Quantum annealing distributed integer decomposition study of local field coefficient h and coupling coefficient J with stability Ising model

The difficulty in factoring large integers is a security basis of Rivest-Shamir-Adleman public key cryptography. Quantum annealing, a completely different method as compared with that of Shor’s algorithm, can transform an integer factorization problem into a combinatorial optimization problem using the quantum tunneling effects of D-wave quantum annealing to leap from local minima. In this paper, a new distributed integer factorization algorithm based on quantum annealing, which transforms an arbitrary integer into a stable Ising model executable using a D-wave quantum computer, is proposed. The stability and range of the local field coefficient h and the coupling term coefficient J of the Ising model are important factors that affect the success rate of integer factorization. Compared with the algorithm of Purdue University’s Jiang et al., the proposed method reduces the number of logical bits and the parameters of h and J by more than 60% and 40%, respectively, and the ranges of the coefficients of the Ising model are stable.
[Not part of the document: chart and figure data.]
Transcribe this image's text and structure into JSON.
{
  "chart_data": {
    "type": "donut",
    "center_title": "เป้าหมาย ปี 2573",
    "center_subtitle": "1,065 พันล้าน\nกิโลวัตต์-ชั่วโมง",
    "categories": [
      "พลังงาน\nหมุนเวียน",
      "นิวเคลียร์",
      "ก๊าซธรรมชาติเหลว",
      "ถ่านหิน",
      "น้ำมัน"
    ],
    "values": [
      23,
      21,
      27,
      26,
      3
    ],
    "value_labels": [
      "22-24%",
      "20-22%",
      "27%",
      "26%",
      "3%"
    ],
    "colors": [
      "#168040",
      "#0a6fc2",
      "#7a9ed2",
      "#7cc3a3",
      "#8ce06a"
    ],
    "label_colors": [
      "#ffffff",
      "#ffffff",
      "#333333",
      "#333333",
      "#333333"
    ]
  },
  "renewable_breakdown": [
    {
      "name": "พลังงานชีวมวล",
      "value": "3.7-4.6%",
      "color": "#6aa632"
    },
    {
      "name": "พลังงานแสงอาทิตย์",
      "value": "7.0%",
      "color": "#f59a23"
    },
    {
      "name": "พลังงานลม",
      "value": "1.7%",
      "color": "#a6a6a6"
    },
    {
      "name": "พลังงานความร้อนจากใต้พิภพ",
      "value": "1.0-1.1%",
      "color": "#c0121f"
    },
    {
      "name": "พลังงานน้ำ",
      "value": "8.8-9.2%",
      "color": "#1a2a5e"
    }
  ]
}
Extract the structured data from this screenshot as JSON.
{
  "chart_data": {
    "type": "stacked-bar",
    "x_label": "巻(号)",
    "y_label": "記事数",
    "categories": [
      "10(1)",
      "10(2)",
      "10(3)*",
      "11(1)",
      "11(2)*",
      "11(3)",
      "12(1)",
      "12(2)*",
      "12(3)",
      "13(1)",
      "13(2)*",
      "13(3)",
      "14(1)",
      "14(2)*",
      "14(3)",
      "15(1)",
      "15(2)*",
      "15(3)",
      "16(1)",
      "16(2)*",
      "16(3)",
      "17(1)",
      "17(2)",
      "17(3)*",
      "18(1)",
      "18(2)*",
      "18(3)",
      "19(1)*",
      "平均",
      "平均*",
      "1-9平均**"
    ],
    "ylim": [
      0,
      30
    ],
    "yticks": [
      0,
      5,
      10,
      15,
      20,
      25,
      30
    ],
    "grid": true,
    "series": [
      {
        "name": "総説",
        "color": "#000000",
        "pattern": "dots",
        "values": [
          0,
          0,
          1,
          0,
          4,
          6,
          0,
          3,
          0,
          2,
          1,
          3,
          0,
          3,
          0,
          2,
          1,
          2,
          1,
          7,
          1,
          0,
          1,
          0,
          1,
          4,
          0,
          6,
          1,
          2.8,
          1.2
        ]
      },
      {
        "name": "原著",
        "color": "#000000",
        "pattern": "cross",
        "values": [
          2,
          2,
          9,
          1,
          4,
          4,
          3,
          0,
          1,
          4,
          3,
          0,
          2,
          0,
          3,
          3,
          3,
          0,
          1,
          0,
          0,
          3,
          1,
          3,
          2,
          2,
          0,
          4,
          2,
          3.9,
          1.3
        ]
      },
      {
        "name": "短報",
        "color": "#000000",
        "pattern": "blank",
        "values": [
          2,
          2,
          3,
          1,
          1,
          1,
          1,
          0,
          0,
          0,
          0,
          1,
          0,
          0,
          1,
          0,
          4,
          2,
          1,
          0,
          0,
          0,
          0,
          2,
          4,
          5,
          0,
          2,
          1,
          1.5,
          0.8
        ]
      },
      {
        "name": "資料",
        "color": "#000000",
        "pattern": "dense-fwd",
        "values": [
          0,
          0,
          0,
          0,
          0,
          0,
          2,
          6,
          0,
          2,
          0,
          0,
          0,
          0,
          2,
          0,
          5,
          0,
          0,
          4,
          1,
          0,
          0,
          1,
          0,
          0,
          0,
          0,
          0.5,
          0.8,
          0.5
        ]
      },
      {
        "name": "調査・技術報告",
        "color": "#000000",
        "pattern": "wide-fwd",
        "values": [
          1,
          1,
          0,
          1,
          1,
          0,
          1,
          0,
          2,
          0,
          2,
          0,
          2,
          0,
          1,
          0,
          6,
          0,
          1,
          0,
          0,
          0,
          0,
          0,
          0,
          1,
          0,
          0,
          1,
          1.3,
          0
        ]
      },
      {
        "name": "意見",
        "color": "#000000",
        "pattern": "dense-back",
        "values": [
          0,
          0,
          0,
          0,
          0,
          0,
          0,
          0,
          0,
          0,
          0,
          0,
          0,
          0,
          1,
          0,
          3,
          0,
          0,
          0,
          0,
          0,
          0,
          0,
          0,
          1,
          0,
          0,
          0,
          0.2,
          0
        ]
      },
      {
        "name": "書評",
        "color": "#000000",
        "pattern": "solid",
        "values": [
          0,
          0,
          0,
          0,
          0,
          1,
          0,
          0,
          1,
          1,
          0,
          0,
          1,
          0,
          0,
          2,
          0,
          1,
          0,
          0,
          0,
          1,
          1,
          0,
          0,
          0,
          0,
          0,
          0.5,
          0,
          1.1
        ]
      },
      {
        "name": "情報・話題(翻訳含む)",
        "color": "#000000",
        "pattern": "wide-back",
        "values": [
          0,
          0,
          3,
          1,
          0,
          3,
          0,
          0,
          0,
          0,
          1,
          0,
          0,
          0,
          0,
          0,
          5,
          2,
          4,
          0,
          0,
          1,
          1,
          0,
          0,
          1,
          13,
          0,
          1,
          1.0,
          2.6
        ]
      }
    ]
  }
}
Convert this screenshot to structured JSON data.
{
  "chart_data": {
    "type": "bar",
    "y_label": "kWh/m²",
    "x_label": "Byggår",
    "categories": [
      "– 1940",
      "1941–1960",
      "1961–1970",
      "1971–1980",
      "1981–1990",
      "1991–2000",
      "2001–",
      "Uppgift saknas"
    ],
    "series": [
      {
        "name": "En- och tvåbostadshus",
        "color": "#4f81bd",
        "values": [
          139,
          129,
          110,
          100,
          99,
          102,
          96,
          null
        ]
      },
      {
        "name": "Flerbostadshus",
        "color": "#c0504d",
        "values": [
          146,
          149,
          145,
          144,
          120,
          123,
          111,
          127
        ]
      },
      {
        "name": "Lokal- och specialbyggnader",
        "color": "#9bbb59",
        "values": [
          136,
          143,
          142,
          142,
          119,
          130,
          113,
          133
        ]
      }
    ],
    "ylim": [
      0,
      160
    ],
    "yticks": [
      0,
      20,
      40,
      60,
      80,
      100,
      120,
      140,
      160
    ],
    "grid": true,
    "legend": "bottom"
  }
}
Compared with the algorithm of Lockheed Martin Warren, the parameters of the proposed method are reduced in the orders from 106 to 102 of magnitude when the Ising model is guaranteed to be stable. In addition, to prove the correctness of the algorithm, Warren traversed factorization within 1000 integers. The proposed method traverses all integers within 10000 and all of them are successfully factored. The experimental results of this paper exceed the results of Shor’s algorithm, Jiang’s algorithm and the maximum published factorization scale of Lockheed Martin Warren’s algorithm.